This document introduces the disaster recovery (DR) solutions provided by TiDB. The organization of this document is as follows:
- Describes the basic concepts in DR.
- Introduces the architecture of TiDB, TiCDC, and Backup & Restore (BR).
- Describes the DR solutions provided by TiDB.
- Compares these DR solutions.
- RTO (Recovery Time Objective): The time required for the system to recover from a disaster.
- RPO (Recovery Point Objective): The maximum amount of data loss that the business can tolerate in a disaster.
The following figure illustrates these two concepts:
- Error tolerance objective: Because a disaster can affect different regions. In this document, the term error tolerance objective is used to describe the maximum range of a disaster that the system can tolerate.
- Region: This document focuses on regional DR and "region" mentioned here refers to a geographical area or city.
Before introducing specific DR solutions, this section introduces the architecture of TiDB components from the perspective of DR, including TiDB, TiCDC, and BR.
TiDB is designed with an architecture of separated computing and storage:
- TiDB is the SQL computing layer of the system.
- TiKV is the storage layer of the system, and is a row-based storage engine. Region is the basic unit for scheduling data in TiKV. A Region is a collection of sorted rows of data. The data in a Region is saved in at least three replicas, and data changes are replicated in the log layer through the Raft protocol.
- An optional component, TiFlash is a columnar storage engine that can be used to speed up analytical queries. Data is replicated from TiKV to TiFlash through the learner role in a Raft group.
TiDB stores three complete data replicas. Therefore, it is naturally capable of DR based on multiple replicas. At the same time, because TiDB uses Raft logs to replicate transaction logs, it can also provide DR based on transaction log replication.

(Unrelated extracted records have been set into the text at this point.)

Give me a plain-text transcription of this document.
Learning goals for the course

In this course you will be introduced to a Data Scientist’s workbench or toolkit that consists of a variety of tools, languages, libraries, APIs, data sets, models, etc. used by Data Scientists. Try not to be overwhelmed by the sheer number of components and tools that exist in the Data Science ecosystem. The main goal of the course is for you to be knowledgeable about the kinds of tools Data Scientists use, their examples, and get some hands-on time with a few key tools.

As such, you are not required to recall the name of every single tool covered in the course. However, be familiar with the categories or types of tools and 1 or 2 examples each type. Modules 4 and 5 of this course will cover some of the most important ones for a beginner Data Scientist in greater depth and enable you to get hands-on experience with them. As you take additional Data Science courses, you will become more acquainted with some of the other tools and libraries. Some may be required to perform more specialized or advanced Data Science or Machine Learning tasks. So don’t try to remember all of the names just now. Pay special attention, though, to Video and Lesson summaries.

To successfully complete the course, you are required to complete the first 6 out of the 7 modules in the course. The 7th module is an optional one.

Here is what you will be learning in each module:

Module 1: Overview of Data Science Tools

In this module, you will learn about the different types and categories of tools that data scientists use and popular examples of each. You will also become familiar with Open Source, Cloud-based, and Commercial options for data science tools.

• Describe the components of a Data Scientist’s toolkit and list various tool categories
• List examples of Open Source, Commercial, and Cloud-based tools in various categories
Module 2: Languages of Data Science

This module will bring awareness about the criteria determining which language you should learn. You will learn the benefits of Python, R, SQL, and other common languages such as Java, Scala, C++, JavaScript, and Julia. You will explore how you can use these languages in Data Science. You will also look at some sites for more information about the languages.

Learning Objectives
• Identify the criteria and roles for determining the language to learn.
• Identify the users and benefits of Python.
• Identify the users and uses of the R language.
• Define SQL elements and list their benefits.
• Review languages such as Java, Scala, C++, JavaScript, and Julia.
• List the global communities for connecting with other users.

As an incremental data replication tool for TiDB, TiCDC is highly available through PD's etcd. TiCDC pulls data changes from TiKV nodes through multiple Capture processes, and then sorts and merges data changes internally. After that, TiCDC replicates data to multiple downstream systems by using multiple replication tasks. In the preceding architecture diagram:
- TiKV server: sends data changes in the upstream to TiCDC nodes. When TiCDC nodes find the change logs not continuous, they will actively request the TiKV server to provide change logs.
- TiCDC: runs multiple Capture processes. Each Capture process pulls part of the KV change logs, and sorts the pulled data before replicating the changes to different downstream systems.
It can be seen from the preceding architecture diagram that, the architecture of TiCDC is similar to that of a transactional log replication system, but with better scalability and merits of logical data replication. Therefore, TiCDC is a good supplementation for TiDB in the DR scenario.
As a backup and restore tool for TiDB, BR can perform full snapshot backup based on a specific time point and continuous log backup of a TiDB cluster. When the TiDB cluster is completely unavailable, you can restore the backup files in a new cluster. BR is usually considered the last resort for data security.
The preceding architecture contains two TiDB clusters, cluster 1 runs in region 1 and handles read and write requests. Cluster 2 runs in region 2 and works as the secondary cluster. When cluster 1 encounters a disaster, cluster 2 takes over services. Data changes are replicated between the two clusters using TiCDC. This architecture is also called the "1:1" DR solution.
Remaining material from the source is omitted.